Johnson also noted that the risk of cyberthefts will be reduced as financial institutions — including MasterCard, Visa and American Express — begin to roll out “chip and PIN” smartcard technology in the first quarter of 2015. Already in use in the U.K., Ireland and much of Europe, it combines chips embedded in credit and debit cards with personal identification numbers to establish the validity of the account. Because the verification will take place at the point of sale, rather than after encryption by the card issuer, liability for any losses caused by fraud will shift to the retailer and away from the financial institution.

“In the new world, once chip-and-pin is employed at point of sale, the responsibility would be the retailer’s,” Johnson said, adding that the system has worked to great effect where it’s been deployed.

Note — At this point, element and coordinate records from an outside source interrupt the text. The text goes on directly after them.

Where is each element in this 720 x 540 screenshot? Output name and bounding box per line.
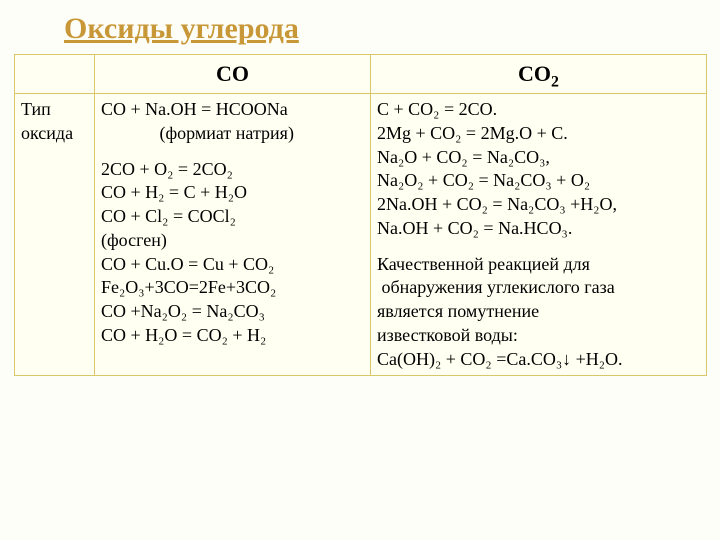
co-l6: (фосген) [101, 229, 364, 253]
co-l10: CO + H₂O = CO₂ + H₂ [101, 324, 364, 348]
page-title: Оксиды углерода [0, 0, 720, 54]
co-l7: CO + Cu.O = Cu + CO₂ [101, 253, 364, 277]
co2-l2: 2Mg + CO₂ = 2Mg.O + C. [377, 122, 700, 146]
table-header-row: CO CO2 [15, 55, 707, 94]
co-l8: Fe₂O₃+3CO=2Fe+3CO₂ [101, 276, 364, 300]
co-cell: CO + Na.OH = HCOONa (формиат натрия) 2CO… [95, 94, 371, 376]
co-gap1 [101, 146, 364, 158]
co-l3: 2CO + O₂ = 2CO₂ [101, 158, 364, 182]
header-blank [15, 55, 95, 94]
co2-l10: известковой воды: [377, 324, 700, 348]
co2-gap1 [377, 241, 700, 253]
co2-l6: Na.OH + CO₂ = Na.HCO₃. [377, 217, 700, 241]
co2-l3: Na₂O + CO₂ = Na₂CO₃, [377, 146, 700, 170]
co2-l4: Na₂O₂ + CO₂ = Na₂CO₃ + O₂ [377, 169, 700, 193]
co-l2: (формиат натрия) [101, 122, 364, 146]
row-label-l2: оксида [21, 122, 88, 146]
co2-cell: C + CO₂ = 2CO. 2Mg + CO₂ = 2Mg.O + C. Na… [371, 94, 707, 376]
row-label-cell: Тип оксида [15, 94, 95, 376]
header-co2: CO2 [371, 55, 707, 94]
co-l4: CO + H₂ = C + H₂O [101, 181, 364, 205]
row-label-l1: Тип [21, 98, 88, 122]
co-l5: CO + Cl₂ = COCl₂ [101, 205, 364, 229]
oxides-table: CO CO2 Тип оксида CO + Na.OH = HCOONa (ф… [14, 54, 707, 376]
co2-l7: Качественной реакцией для [377, 253, 700, 277]
co2-l1: C + CO₂ = 2CO. [377, 98, 700, 122]
co2-l11: Ca(OH)₂ + CO₂ =Ca.CO₃↓ +H₂O. [377, 348, 700, 372]
header-co2-pre: CO [518, 61, 551, 86]
co-l1: CO + Na.OH = HCOONa [101, 98, 364, 122]
co2-l5: 2Na.OH + CO₂ = Na₂CO₃ +H₂O, [377, 193, 700, 217]
table-row: Тип оксида CO + Na.OH = HCOONa (формиат … [15, 94, 707, 376]
co2-l9: является помутнение [377, 300, 700, 324]
header-co2-sub: 2 [551, 73, 559, 90]
header-co: CO [95, 55, 371, 94]
co2-l8: обнаружения углекислого газа [377, 276, 700, 300]
co-l9: CO +Na₂O₂ = Na₂CO₃ [101, 300, 364, 324]
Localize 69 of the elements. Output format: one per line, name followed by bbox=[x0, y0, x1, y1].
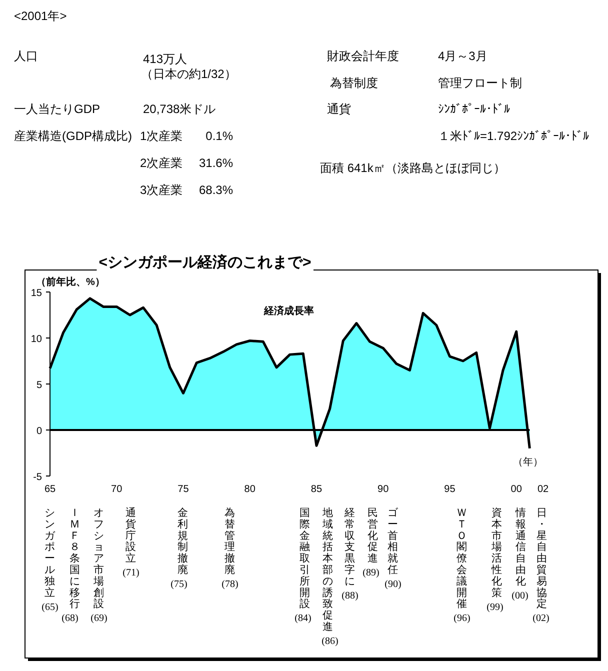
text: 通貨 bbox=[327, 102, 351, 116]
x-axis-title: （年） bbox=[513, 456, 543, 468]
text: 地域統括本部の誘致促進 bbox=[322, 508, 334, 633]
text: 413万人 bbox=[143, 52, 188, 66]
x-tick-label: 02 bbox=[537, 484, 549, 495]
text: 68.3% bbox=[198, 183, 234, 197]
text: 人口 bbox=[14, 49, 38, 63]
x-tick-label: 85 bbox=[310, 484, 322, 495]
text: シンガポール独立 bbox=[44, 508, 56, 599]
x-tick-label: 90 bbox=[378, 484, 390, 495]
text: 民営化促進 bbox=[368, 507, 378, 565]
text: 1次産業 bbox=[140, 129, 183, 143]
text: １米ﾄﾞﾙ=1.792ｼﾝｶﾞﾎﾟｰﾙ･ﾄﾞﾙ bbox=[438, 129, 590, 143]
x-tick-label: 65 bbox=[44, 484, 56, 495]
x-tick-label: 70 bbox=[111, 484, 123, 495]
y-tick-label: 10 bbox=[30, 334, 42, 345]
text: 0.1% bbox=[206, 129, 234, 143]
text: (68) bbox=[62, 613, 78, 624]
y-tick-label: 0 bbox=[36, 426, 42, 437]
text: ｼﾝｶﾞﾎﾟｰﾙ･ﾄﾞﾙ bbox=[438, 102, 510, 116]
text: (88) bbox=[342, 590, 358, 602]
text: 3次産業 bbox=[140, 183, 183, 197]
text: ＷＴＯ閣僚会議開催 bbox=[456, 508, 468, 610]
text: (71) bbox=[122, 568, 140, 579]
text: 産業構造(GDP構成比) bbox=[14, 129, 132, 143]
y-tick-label: -5 bbox=[33, 472, 42, 483]
text: 管理フロート制 bbox=[438, 76, 522, 90]
text: （日本の約1/32） bbox=[141, 67, 236, 81]
text: 日・星自由貿易協定 bbox=[536, 508, 548, 610]
text: (65) bbox=[42, 602, 58, 613]
text: 情報通信自由化 bbox=[514, 506, 526, 588]
text: <2001年> bbox=[14, 9, 67, 23]
text: 4月～3月 bbox=[438, 49, 488, 63]
text: (90) bbox=[384, 579, 402, 590]
text: 一人当たりGDP bbox=[14, 102, 100, 116]
text: 為替管理撤廃 bbox=[224, 507, 236, 576]
text: 財政会計年度 bbox=[327, 49, 399, 63]
text: 20,738米ドル bbox=[143, 102, 216, 116]
x-tick-label: 95 bbox=[444, 484, 456, 495]
text: 面積 641k㎡（淡路島とほぼ同じ） bbox=[320, 161, 506, 175]
text: (00) bbox=[512, 590, 528, 602]
text: (69) bbox=[90, 613, 108, 624]
text: オフショア市場創設 bbox=[94, 508, 104, 610]
text: 経済成長率 bbox=[263, 305, 314, 317]
text: 金利規制撤廃 bbox=[178, 507, 188, 576]
text: 国際金融取引所開設 bbox=[300, 508, 310, 610]
text: 2次産業 bbox=[140, 156, 183, 170]
y-tick-label: 5 bbox=[36, 380, 42, 391]
text: (89) bbox=[362, 568, 380, 579]
text: (86) bbox=[322, 636, 338, 647]
x-tick-label: 00 bbox=[510, 484, 522, 495]
text: 31.6% bbox=[198, 156, 234, 170]
text: (84) bbox=[294, 613, 312, 624]
y-axis-title: （前年比、%） bbox=[36, 276, 105, 288]
text: 経常収支黒字に bbox=[344, 507, 356, 588]
text: 資本市場活性化策 bbox=[490, 507, 502, 599]
text: (02) bbox=[532, 613, 550, 624]
x-tick-label: 75 bbox=[178, 484, 190, 495]
chart-title: <シンガポール経済のこれまで> bbox=[98, 253, 312, 271]
text: 通貨庁設立 bbox=[126, 506, 136, 565]
y-tick-label: 15 bbox=[30, 288, 42, 299]
x-tick-label: 80 bbox=[244, 484, 256, 495]
text: (78) bbox=[222, 579, 238, 590]
text: (96) bbox=[454, 613, 470, 624]
text: (99) bbox=[486, 602, 504, 613]
text: 為替制度 bbox=[330, 76, 378, 90]
text: ＩＭＦ８条国に移行 bbox=[70, 508, 80, 610]
text: (75) bbox=[170, 579, 188, 590]
text: ゴー首相就任 bbox=[386, 507, 400, 576]
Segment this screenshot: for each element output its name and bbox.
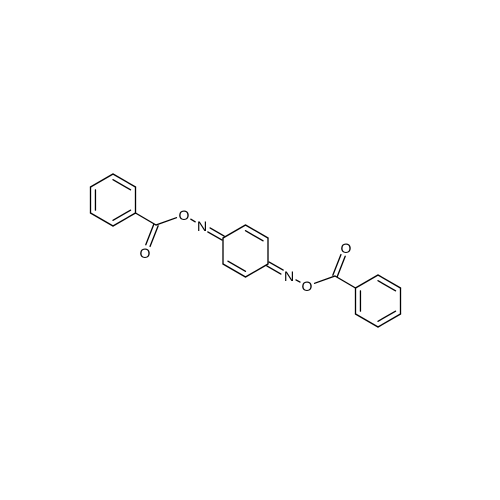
svg-text:O: O — [140, 245, 151, 261]
svg-text:O: O — [341, 240, 352, 256]
svg-text:N: N — [284, 268, 294, 284]
chemical-structure-diagram: OONNOO — [0, 0, 500, 500]
svg-text:O: O — [179, 207, 190, 223]
svg-text:N: N — [197, 218, 207, 234]
molecule-svg: OONNOO — [0, 0, 500, 500]
svg-text:O: O — [302, 278, 313, 294]
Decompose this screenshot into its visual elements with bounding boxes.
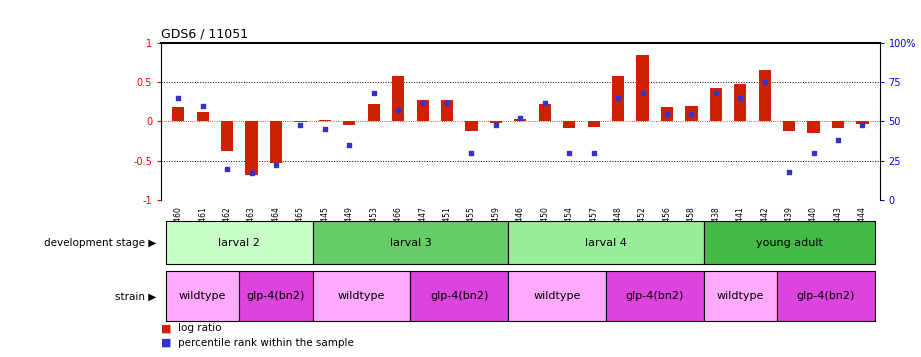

While Target shoppers took to Twitter and Facebook to vent, the retailer used its own Twitter feed to highlight how it was dealing with the situation. The company doubled the manpower in its call center and promised “to work around the clock to answer questions until all needs are met,” according to a tweet last week. Target also listed steps for consumers to take to secure their cards, including getting a free credit report. The retailer repeatedly assured customers that they would “bear absolutely zero liability for any charges that they didn’t make,” and offered a 10 percent discount on Dec. 21 and Dec. 22 “in the spirit of goodwill.”

“Target’s response has been pretty energetic. Where they fell down a little bit is not investing in technology for preventing this from happening in the first place,” said Spies.